Il mobbing è un problema presente sul mondo del lavoro, ecco quando è possibile richiedere il risarcimento.
Combattere il mobbing
Si parla di mobbing verso un lavoratore quando un collega o il capo porta il lavoratore verso uno stato emotivo critico, che spesso riduce a chiedere spontaneamente un licenziamento. Ovviamente quando si è protagonisti di queste ingiustizie si deve e si può denunciare il fatto, oggi andiamo ad analizzare in che caso si può ottenere il risarcimento. Il lavoratore che denuncia il proprio datore di lavoro o i colleghi per mobbing può ottenere il risarcimento del danno, ma soltanto se è in grado di fornire la prova certa dell’intento persecutorio che lega le varie condotte vessatorie subite. Precisando che come ulteriore prova i vari atteggiamenti, come demansionamento, rimproveri, eccessivo carico di lavoro, mancato riconoscimento di ferie siano tra loro uniti dallo stesso filo conduttore. In poche parole è necessario provare la volontà persecutoria e il piano vessatorio messo in atto dal datore di lavoro o dai colleghi.
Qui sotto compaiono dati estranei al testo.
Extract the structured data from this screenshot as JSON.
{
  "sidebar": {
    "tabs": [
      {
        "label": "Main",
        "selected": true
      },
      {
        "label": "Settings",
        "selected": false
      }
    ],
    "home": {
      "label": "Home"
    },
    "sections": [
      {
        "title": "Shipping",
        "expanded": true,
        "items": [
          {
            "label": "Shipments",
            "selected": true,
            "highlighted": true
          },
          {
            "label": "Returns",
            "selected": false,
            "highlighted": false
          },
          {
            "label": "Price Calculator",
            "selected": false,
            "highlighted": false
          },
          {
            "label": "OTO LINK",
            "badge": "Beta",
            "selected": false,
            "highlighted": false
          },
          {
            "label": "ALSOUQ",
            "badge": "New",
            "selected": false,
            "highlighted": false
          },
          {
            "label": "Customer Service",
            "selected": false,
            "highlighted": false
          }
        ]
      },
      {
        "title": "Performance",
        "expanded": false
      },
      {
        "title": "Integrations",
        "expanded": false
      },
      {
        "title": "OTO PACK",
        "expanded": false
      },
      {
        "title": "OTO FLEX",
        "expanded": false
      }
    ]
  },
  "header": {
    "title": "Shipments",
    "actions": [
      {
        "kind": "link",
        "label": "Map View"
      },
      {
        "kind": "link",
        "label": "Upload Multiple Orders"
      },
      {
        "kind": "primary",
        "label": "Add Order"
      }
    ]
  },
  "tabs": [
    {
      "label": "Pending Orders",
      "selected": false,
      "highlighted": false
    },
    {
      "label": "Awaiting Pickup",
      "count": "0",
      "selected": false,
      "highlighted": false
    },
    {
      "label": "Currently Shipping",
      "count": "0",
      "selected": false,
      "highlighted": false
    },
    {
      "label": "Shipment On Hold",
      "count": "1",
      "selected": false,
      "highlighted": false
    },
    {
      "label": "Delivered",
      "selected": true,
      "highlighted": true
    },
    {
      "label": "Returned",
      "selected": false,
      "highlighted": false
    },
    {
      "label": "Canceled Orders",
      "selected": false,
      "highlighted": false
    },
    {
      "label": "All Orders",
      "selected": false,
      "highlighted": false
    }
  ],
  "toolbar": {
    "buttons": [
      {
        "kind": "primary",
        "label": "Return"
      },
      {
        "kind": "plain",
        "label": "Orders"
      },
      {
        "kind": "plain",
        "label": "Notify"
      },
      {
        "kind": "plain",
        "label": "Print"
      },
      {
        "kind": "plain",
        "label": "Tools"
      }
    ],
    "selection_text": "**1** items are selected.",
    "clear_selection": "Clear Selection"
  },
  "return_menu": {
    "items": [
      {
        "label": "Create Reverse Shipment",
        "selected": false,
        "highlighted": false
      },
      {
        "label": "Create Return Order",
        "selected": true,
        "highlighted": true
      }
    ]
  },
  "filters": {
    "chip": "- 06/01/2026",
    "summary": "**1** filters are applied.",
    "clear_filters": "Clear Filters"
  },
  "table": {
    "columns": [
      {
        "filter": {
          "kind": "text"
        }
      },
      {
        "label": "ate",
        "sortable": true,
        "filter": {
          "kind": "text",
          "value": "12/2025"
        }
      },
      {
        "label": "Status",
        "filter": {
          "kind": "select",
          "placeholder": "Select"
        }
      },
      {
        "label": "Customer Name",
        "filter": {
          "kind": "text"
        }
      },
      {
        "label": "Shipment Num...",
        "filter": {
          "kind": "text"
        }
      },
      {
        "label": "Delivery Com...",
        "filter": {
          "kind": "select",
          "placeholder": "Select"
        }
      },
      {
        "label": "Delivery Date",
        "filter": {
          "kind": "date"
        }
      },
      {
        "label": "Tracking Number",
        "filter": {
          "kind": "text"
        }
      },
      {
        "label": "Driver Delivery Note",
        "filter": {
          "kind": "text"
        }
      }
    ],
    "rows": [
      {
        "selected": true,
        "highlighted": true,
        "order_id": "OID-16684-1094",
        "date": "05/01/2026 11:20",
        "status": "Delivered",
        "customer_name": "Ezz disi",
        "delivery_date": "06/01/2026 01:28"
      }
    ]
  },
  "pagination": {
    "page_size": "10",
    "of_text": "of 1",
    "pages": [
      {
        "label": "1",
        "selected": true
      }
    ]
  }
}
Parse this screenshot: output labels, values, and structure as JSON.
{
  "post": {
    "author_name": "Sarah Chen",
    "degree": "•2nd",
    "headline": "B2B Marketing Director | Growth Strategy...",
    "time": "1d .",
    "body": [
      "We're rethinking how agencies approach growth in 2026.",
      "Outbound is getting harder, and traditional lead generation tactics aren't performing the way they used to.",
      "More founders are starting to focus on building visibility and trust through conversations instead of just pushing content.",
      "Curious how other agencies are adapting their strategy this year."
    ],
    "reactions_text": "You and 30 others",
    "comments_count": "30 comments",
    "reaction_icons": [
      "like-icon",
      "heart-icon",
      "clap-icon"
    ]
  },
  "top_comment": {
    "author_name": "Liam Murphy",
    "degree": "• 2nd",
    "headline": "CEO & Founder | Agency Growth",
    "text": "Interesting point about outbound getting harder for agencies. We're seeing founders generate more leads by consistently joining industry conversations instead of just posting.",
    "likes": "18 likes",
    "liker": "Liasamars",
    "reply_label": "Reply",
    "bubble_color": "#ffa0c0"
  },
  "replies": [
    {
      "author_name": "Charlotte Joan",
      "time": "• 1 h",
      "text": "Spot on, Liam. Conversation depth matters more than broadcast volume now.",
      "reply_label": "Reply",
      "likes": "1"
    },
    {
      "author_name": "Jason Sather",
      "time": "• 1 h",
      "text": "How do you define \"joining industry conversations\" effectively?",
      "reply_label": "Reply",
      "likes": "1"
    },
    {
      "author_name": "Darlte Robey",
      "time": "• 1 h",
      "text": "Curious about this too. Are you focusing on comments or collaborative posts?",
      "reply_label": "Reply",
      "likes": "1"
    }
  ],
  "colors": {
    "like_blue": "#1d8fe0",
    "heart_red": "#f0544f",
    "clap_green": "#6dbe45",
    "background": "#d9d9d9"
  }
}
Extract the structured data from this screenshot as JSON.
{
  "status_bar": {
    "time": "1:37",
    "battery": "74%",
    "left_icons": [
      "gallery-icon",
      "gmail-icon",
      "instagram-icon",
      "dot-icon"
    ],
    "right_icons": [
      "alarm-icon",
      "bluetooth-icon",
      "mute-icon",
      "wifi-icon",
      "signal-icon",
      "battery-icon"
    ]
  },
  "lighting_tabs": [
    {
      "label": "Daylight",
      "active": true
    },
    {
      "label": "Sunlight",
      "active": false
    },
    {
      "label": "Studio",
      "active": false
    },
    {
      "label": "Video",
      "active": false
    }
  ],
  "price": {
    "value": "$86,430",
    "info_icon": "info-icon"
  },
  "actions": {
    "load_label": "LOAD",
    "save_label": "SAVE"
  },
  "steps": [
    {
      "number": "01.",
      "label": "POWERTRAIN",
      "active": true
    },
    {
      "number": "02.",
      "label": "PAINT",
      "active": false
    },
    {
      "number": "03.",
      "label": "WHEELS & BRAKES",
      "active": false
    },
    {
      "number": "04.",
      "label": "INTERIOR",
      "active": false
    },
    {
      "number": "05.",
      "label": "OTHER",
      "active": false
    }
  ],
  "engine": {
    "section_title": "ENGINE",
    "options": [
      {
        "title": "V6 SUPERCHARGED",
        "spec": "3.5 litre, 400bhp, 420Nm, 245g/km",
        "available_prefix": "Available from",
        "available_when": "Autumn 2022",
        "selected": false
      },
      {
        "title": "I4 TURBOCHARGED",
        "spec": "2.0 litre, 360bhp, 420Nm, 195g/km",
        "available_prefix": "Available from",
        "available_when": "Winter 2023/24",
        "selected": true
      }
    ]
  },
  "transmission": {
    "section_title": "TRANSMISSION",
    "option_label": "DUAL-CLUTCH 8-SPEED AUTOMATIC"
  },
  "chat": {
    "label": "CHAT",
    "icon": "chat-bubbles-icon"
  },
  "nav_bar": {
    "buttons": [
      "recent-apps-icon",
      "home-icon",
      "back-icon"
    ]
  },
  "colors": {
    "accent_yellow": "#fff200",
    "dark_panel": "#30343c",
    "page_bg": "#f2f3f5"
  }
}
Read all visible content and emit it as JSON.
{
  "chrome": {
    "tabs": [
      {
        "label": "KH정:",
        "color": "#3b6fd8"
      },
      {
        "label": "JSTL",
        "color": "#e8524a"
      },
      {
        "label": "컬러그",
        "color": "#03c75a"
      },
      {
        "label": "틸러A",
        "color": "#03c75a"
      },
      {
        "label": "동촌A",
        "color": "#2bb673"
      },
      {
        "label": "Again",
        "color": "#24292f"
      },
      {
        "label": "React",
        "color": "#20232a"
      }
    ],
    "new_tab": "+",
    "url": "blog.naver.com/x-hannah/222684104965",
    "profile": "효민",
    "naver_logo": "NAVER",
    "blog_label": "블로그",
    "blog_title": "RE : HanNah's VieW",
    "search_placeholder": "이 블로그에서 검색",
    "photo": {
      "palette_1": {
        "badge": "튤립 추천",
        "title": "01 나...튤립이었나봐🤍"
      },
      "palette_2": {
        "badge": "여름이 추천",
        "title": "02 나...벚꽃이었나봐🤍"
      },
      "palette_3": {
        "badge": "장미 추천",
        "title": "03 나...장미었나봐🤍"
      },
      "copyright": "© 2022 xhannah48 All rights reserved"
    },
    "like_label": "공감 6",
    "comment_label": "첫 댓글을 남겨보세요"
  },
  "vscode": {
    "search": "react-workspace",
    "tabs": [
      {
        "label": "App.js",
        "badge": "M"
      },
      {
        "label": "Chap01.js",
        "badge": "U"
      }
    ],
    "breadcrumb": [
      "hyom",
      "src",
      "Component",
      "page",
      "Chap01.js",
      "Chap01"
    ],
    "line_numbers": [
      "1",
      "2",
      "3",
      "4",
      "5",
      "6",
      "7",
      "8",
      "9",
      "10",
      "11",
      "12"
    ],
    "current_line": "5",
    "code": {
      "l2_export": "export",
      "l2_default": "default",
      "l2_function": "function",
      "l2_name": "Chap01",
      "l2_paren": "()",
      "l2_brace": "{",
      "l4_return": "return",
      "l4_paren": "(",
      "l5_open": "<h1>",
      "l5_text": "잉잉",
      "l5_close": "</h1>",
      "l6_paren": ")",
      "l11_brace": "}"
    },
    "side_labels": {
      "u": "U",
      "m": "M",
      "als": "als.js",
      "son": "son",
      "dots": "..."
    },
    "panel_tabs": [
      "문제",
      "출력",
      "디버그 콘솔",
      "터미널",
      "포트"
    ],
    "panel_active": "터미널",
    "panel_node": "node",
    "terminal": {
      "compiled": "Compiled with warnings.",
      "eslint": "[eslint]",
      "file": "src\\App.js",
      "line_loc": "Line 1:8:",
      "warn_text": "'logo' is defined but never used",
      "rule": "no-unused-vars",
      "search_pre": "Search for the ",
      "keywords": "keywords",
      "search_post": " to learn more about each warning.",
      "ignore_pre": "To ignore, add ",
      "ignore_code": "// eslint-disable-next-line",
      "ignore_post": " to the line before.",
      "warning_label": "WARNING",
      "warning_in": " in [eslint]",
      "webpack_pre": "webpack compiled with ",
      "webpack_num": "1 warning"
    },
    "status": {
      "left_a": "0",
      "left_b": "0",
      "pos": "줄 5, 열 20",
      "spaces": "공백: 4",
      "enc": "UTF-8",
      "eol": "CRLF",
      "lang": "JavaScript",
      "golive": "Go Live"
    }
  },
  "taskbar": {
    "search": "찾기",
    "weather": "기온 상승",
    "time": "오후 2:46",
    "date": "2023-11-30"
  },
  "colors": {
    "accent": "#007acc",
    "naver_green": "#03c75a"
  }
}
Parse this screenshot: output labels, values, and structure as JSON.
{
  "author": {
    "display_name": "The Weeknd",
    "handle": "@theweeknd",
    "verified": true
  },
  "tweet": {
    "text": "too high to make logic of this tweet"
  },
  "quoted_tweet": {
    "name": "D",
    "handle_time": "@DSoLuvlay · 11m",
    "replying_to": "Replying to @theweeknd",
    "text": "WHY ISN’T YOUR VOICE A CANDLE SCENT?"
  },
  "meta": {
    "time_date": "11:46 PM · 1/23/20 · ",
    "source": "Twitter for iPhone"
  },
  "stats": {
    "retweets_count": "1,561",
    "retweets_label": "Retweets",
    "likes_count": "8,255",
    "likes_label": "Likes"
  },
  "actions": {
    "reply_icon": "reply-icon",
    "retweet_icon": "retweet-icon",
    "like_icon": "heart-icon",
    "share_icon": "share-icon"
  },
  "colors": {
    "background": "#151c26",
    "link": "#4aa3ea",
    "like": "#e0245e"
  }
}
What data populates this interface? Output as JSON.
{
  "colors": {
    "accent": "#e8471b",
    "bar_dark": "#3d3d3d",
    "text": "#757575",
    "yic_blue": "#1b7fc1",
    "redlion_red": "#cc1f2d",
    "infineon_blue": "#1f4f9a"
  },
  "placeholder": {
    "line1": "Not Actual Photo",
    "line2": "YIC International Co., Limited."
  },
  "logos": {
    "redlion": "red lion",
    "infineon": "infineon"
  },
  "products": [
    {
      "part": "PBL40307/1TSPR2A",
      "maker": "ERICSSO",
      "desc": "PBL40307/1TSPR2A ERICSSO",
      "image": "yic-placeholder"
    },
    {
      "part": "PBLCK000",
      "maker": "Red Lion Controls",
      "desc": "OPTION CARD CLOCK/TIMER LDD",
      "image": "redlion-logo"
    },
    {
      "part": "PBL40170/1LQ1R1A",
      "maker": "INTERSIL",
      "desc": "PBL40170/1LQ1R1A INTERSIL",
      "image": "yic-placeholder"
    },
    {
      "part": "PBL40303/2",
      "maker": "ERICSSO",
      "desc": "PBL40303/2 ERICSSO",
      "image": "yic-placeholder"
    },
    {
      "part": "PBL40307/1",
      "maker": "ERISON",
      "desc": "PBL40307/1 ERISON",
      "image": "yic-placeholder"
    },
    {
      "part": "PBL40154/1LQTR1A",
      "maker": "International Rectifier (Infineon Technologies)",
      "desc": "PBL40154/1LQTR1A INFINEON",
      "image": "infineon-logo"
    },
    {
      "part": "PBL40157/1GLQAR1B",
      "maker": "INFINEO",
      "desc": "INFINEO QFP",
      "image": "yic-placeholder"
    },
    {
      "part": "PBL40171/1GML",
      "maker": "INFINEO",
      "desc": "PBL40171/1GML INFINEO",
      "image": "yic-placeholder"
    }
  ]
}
Quando è veramente mobbing? La Cassazione chiarisce
Il lavoratore verrà risarcitato se sono presenti i requisiti del mobbing riscontrati tramite una serie di comportamenti di carattere persecutorio, evento lesivo della salute, della personalità o della dignità del dipendente, il nesso causale tra le descritte condotte e il pregiudizio subito dalla vittima nella propria integrità psico-fisica e/o nella propria dignità e infine l’elemento soggettivo, cioè l’intento persecutorio unificante di tutti i comportamenti lesivi. Per la legge sono necessari tutte queste prove per avere tutti gli elementi idonei al riconoscimento della tutela risarcitoria.